Back in pre-pandemic 2020, B. Moore Dance company founder Bridget Moore signed on as choreographer for the Second Thought Theatre’s production of Lynn Nottage’s play Mlima’s Tale. At the time, she likely didn’t foresee creating new dance sets for Nazi-thwarting nuns and curtain-wearing Austrian children as part of her future. But after seeing that bit of rare theatrical work from Moore, two years later Dallas Theatre Center artistic director Kevin Moriarty called upon her to choreograph DTC’s production of Sound of Music.
When it comes to big-stage organizations like Theatre Under The Stars, Dallas Theater Center, and even renowned opera companies like Houston Grand Opera and Dallas Opera, we’re never surprised when they bring in national and international artists for their creative teams. Yet many of those same companies also strive to balance importing those award-winning directors and designers while nurturing local artists.
“It’s important to create a community of artists where the theater resides, that way the community is represented on stage, the community’s ideas, the community’s dreams, which is how we develop a Houston perspective on art,” says Theatre Under The Stars artistic director, Dan Knechtges, who sources both nationally and locally for many productions. “Our staff goes to every arts performance possible and scouts, makes connections with the artists involved.”

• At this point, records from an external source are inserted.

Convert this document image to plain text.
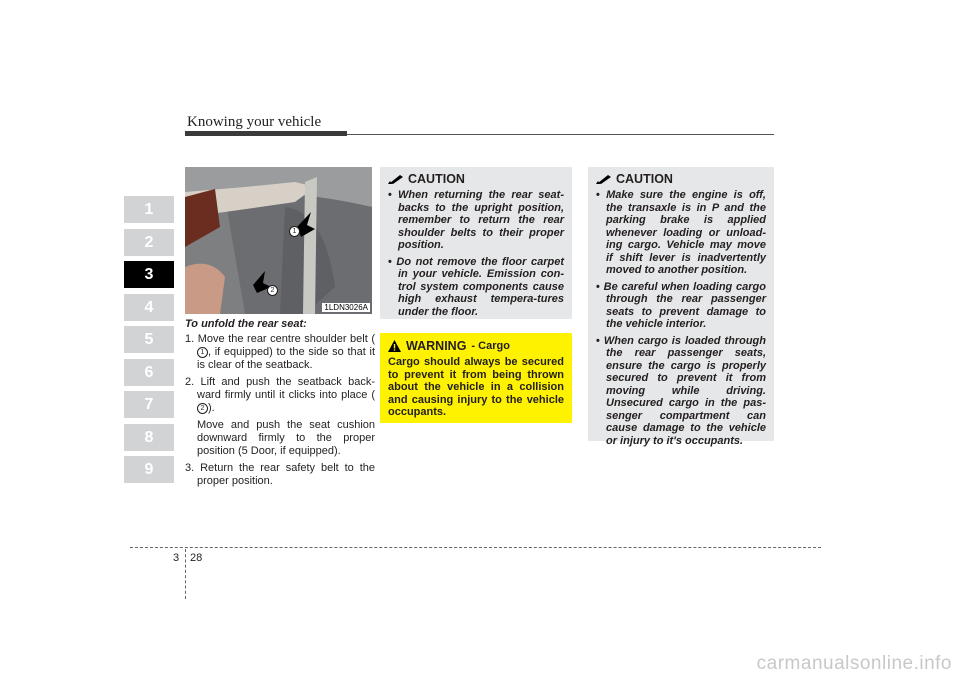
Knowing your vehicle
1
2
3
4
5
6
7
8
9
1
2
1LDN3026A
To unfold the rear seat:

1. Move the rear centre shoulder belt (1 , if equipped) to the side so that it is clear of the seatback.

2. Lift and push the seatback back-ward firmly until it clicks into place (2 ).

Move and push the seat cushion downward firmly to the proper position (5 Door, if equipped).

3. Return the rear safety belt to the proper position.

CAUTION
• When returning the rear seat-backs to the upright position, remember to return the rear shoulder belts to their proper position.
• Do not remove the floor carpet in your vehicle. Emission con-trol system components cause high exhaust tempera-tures under the floor.
WARNING - Cargo
Cargo should always be secured to prevent it from being thrown about the vehicle in a collision and causing injury to the vehicle occupants.
CAUTION
• Make sure the engine is off, the transaxle is in P and the parking brake is applied whenever loading or unload-ing cargo. Vehicle may move if shift lever is inadvertently moved to another position.
• Be careful when loading cargo through the rear passenger seats to prevent damage to the vehicle interior.
• When cargo is loaded through the rear passenger seats, ensure the cargo is properly secured to prevent it from moving while driving. Unsecured cargo in the pas-senger compartment can cause damage to the vehicle or injury to it's occupants.
3 28
carmanualsonline.info
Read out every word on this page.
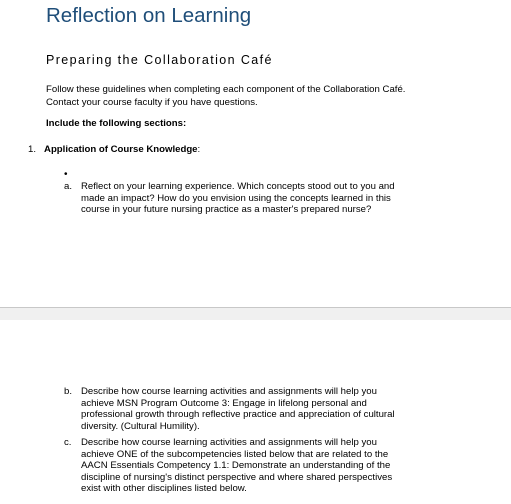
Reflection on Learning
Preparing the Collaboration Café
Follow these guidelines when completing each component of the Collaboration Café.
Contact your course faculty if you have questions.
Include the following sections:
1. Application of Course Knowledge:
•
a. Reflect on your learning experience. Which concepts stood out to you and
made an impact? How do you envision using the concepts learned in this
course in your future nursing practice as a master's prepared nurse?
b. Describe how course learning activities and assignments will help you
achieve MSN Program Outcome 3: Engage in lifelong personal and
professional growth through reflective practice and appreciation of cultural
diversity. (Cultural Humility).
c. Describe how course learning activities and assignments will help you
achieve ONE of the subcompetencies listed below that are related to the
AACN Essentials Competency 1.1: Demonstrate an understanding of the
discipline of nursing's distinct perspective and where shared perspectives
exist with other disciplines listed below.
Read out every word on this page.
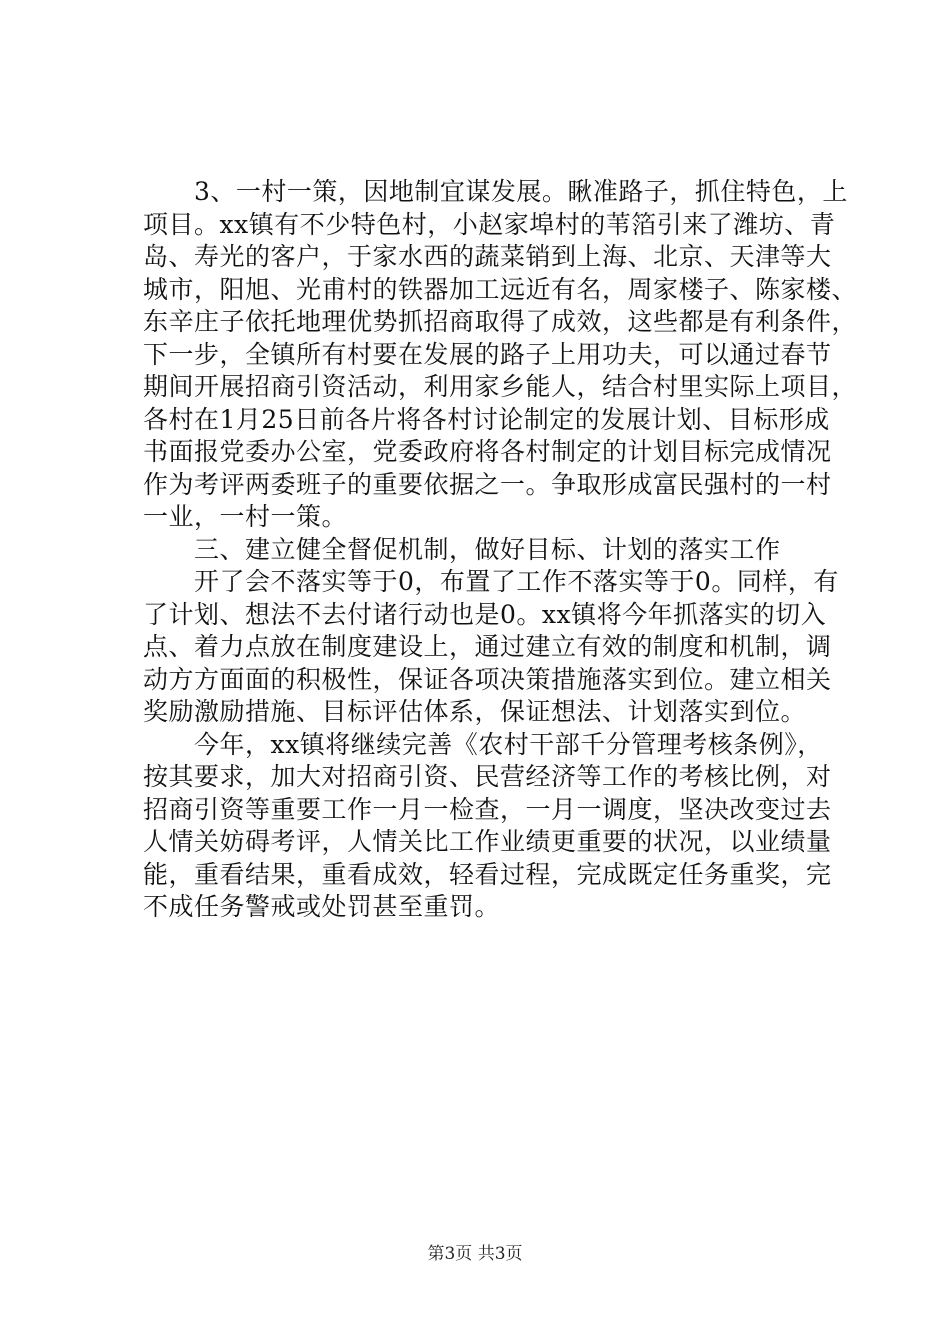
　　3、一村一策，因地制宜谋发展。瞅准路子，抓住特色，上
项目。xx镇有不少特色村，小赵家埠村的苇箔引来了潍坊、青
岛、寿光的客户，于家水西的蔬菜销到上海、北京、天津等大
城市，阳旭、光甫村的铁器加工远近有名，周家楼子、陈家楼、
东辛庄子依托地理优势抓招商取得了成效，这些都是有利条件，
下一步，全镇所有村要在发展的路子上用功夫，可以通过春节
期间开展招商引资活动，利用家乡能人，结合村里实际上项目，
各村在1月25日前各片将各村讨论制定的发展计划、目标形成
书面报党委办公室，党委政府将各村制定的计划目标完成情况
作为考评两委班子的重要依据之一。争取形成富民强村的一村
一业，一村一策。
　　三、建立健全督促机制，做好目标、计划的落实工作
　　开了会不落实等于0，布置了工作不落实等于0。同样，有
了计划、想法不去付诸行动也是0。xx镇将今年抓落实的切入
点、着力点放在制度建设上，通过建立有效的制度和机制，调
动方方面面的积极性，保证各项决策措施落实到位。建立相关
奖励激励措施、目标评估体系，保证想法、计划落实到位。
　　今年，xx镇将继续完善《农村干部千分管理考核条例》，
按其要求，加大对招商引资、民营经济等工作的考核比例，对
招商引资等重要工作一月一检查，一月一调度，坚决改变过去
人情关妨碍考评，人情关比工作业绩更重要的状况，以业绩量
能，重看结果，重看成效，轻看过程，完成既定任务重奖，完
不成任务警戒或处罚甚至重罚。
第3页 共3页
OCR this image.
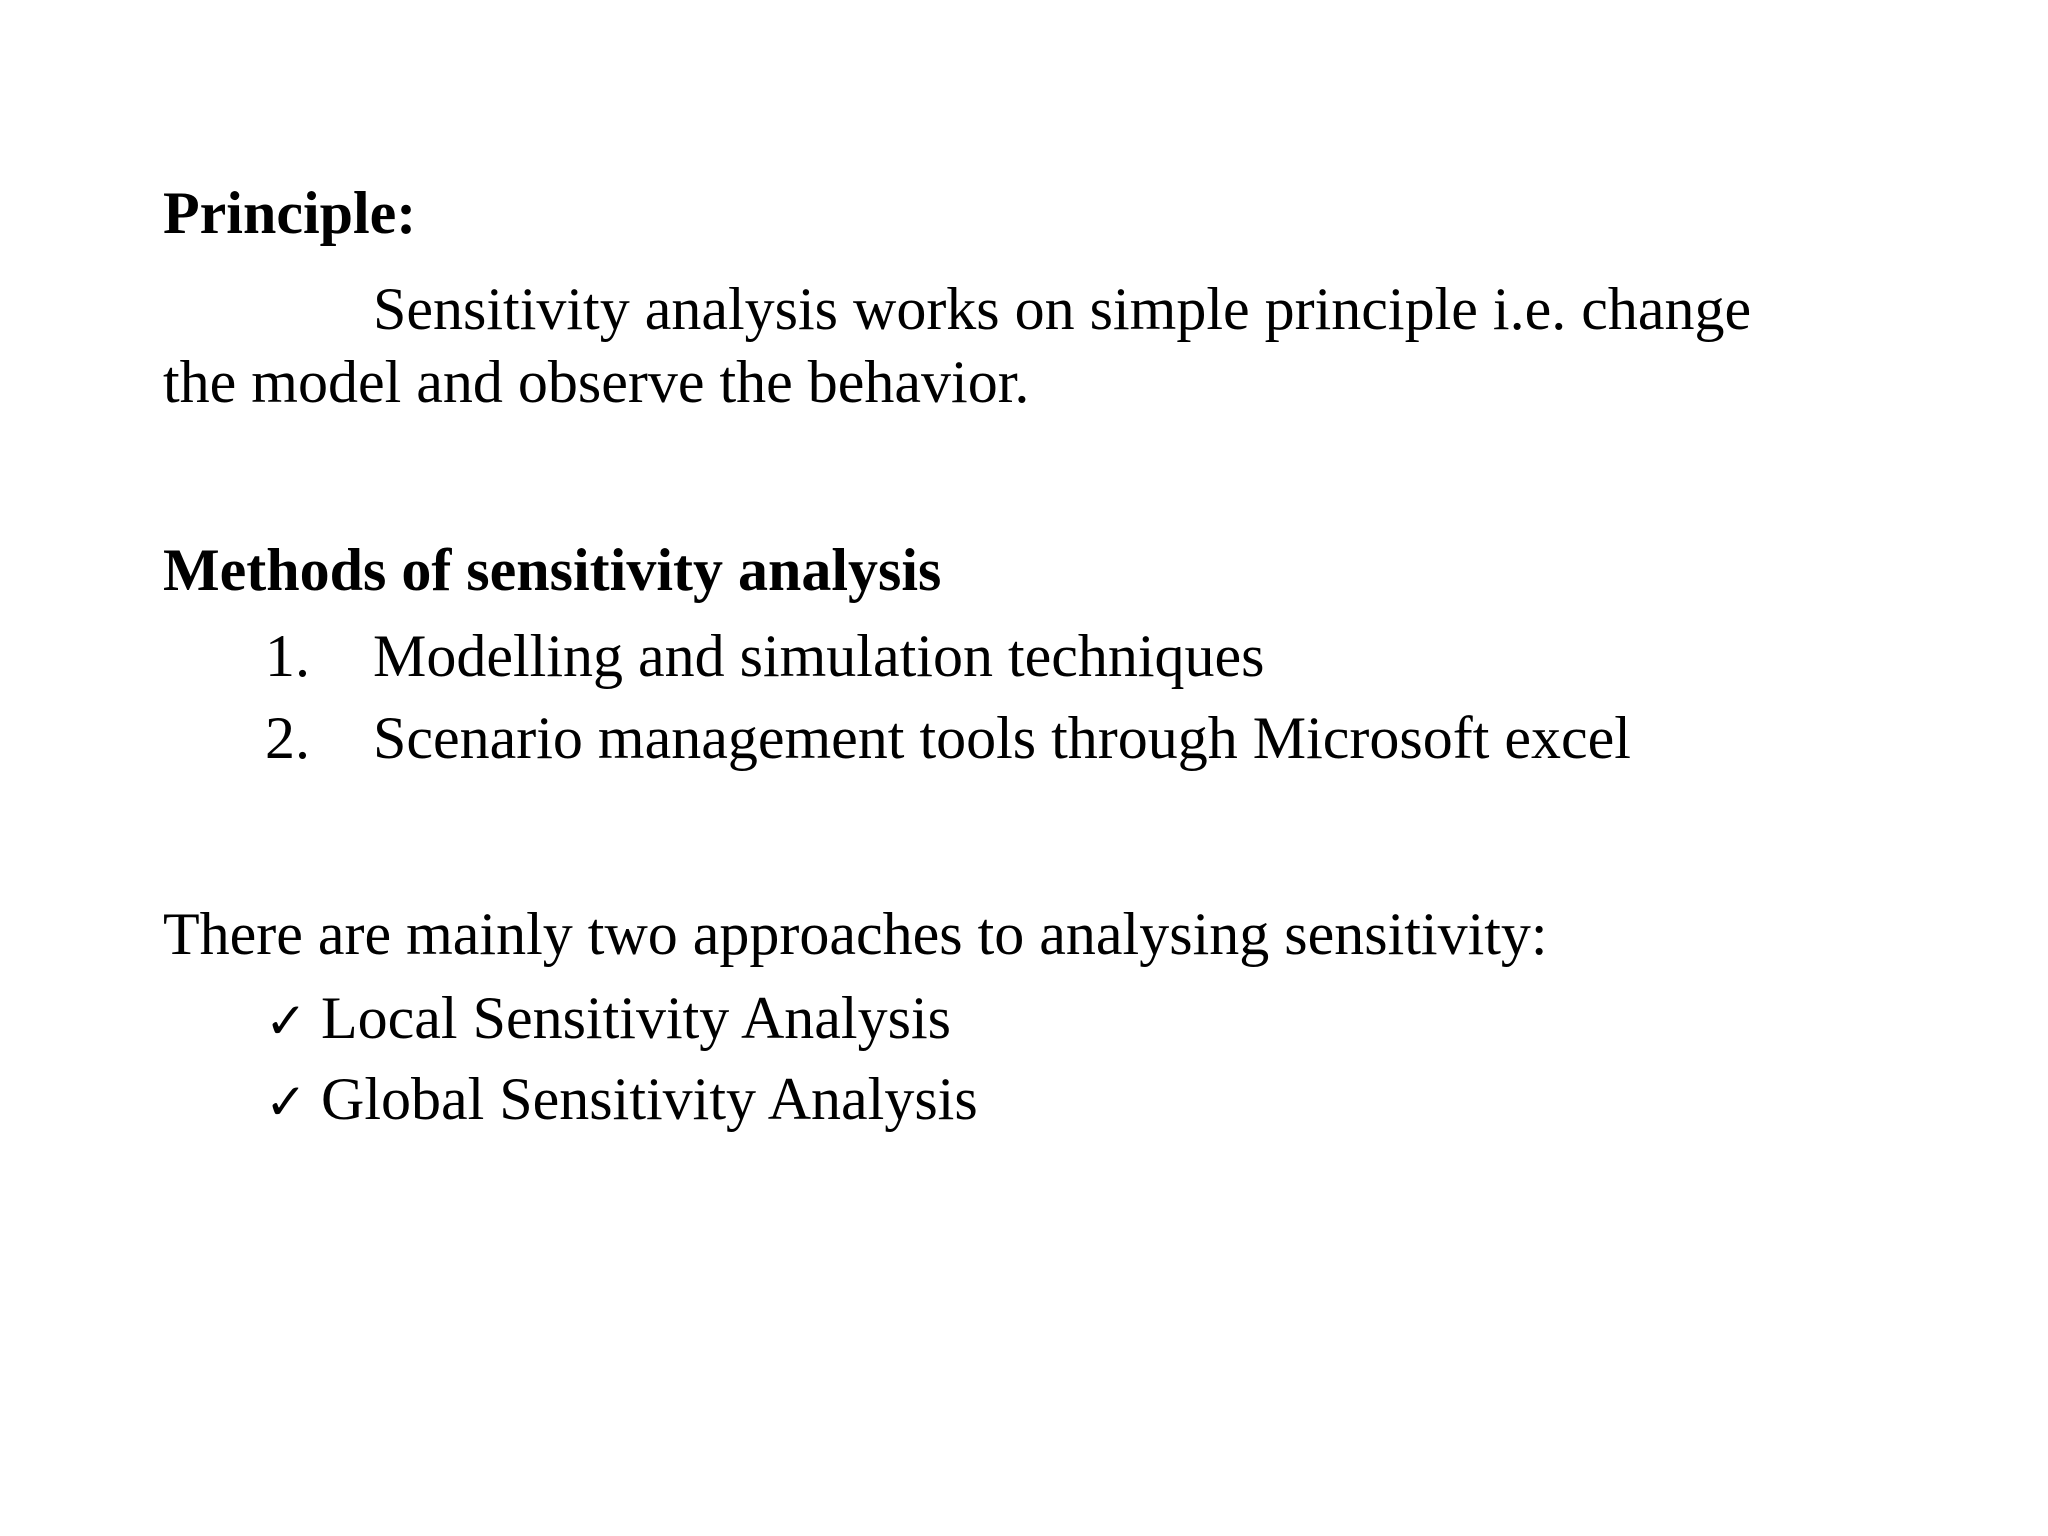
Principle:
Sensitivity analysis works on simple principle i.e. change
the model and observe the behavior.
Methods of sensitivity analysis
1.	Modelling and simulation techniques
2.	Scenario management tools through Microsoft excel
There are mainly two approaches to analysing sensitivity:
✓ Local Sensitivity Analysis
✓ Global Sensitivity Analysis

But bringing in local choreographers—especially ones that have their own dance companies and CVs filled with original contemporary work—can be a step beyond casting Texas actors or pulling in a Texas-based director for a show. Sourcing local dance can also help bring innovative movement and fresh kinetic perspectives to a production of the most beloved, but well-worn classic.
Houston choreographer with Broadway experience as a dancer and actress, Courtney D. Jones, tells a story similar to Moore’s of local chance connections leading to bigger stages and new dance possibilities.
Jones began her creative relationship with two of the largest performing arts entities in Houston, TUTS and Houston Grand Opera, with auditions for onstage performances, like the TUTS’ A Chorus Line production and HGO’s Die Fledermaus. But when it came to pursuing choreographic work, the organizations called on her for TUTS’ South Pacific and HGO’s world premiere, A Snowy Day.
Some opportunities are decades in the making.
Long before moving to Houston, Alley Theatre artistic director Rob Melrose taught high school theater and one of his students, Lydia Hance, would later establish her own dance organization, Frame Dance. Melrose doesn’t quite remember how he became aware that a former student of his was also creating in Houston, though it might have been Arts and Culture editor in chief, Nancy Wozny, who connected them. He then contacted Hance when looking for a choreographer for Midsummer’s Night Dream, their inaugural production for Alley Transported, a new program slated for 2023 to take theater out into neighborhood settings.
Moving from creating an original dance work from scratch to working within the framework of a classic play or musical has its challenges but also the reward of a sometimes large stage to play on as well as new dance realms to explore.
“When I work with my company, the movement itself is the creation,” notes Hance, but says that for a theater piece like Midsummer, “it needs to keep coming back to the text, the characters, and the world we are in. In that way, there are many more parameters to work within.”
Both Jones and Moore also find part of the process when working in musical theater, and for Jones opera, is maintaining their own artistic voices while adhering to the show’s story.
“Conceptually, my ultimate task as the choreographer was to find ways to be unique and creative outside of what had already been done,” says Moore of Sound of Music and her other DTC show The Odyssey. “To problem solve in that way was super fun to explore and I found that my voice of creativity showed up in many forms that allowed me to feel a sense of freedom in the work.”
As choreographers of original dance pieces, their experience is primarily working with dancers, but making the leap into musicals, opera or plays brings more players to the art-making game.
“I think my main objective whenever I come into a theater work is to be both responsive to the director and the play, and in partnership with the actors,” describes Hance. “I do not want to drop a piece of already-made choreography down into a work.”
Hance says she finds “ways to make movement emerge from the play and the actors. I think movement can be organically abstracted and augmented from an actor’s impulses. How does abstracted movement fit into the world? What is its purpose? Another challenge for me, because I would always want more time with the artists, is what makes the actors feel confident in their bodies. They know their characters best. My body’s vocabulary is different from theirs, and their characters’.”
“Budget is a big advantage,” says Jones. “There is so much work out there that we will never see because it just costs too much to self-produce.“
Moore also found herself appreciating the weekly creative/production team meetings when working with DTC, explaining “I valued these meetings as a way to leverage the knowledge and skills of all team members as a collaboration.”
New stages also bring new audiences. And while the choreographers bring a different point of view to a big stage musical or theater production, working within a big stage framework might also change them.
“I also think that many audiences of B. MOORE DANCE now have a new found awareness of theater outside of the dance world, since coming to see The Sound of Music and The Odyssey. I honestly caught the musical theater bug.”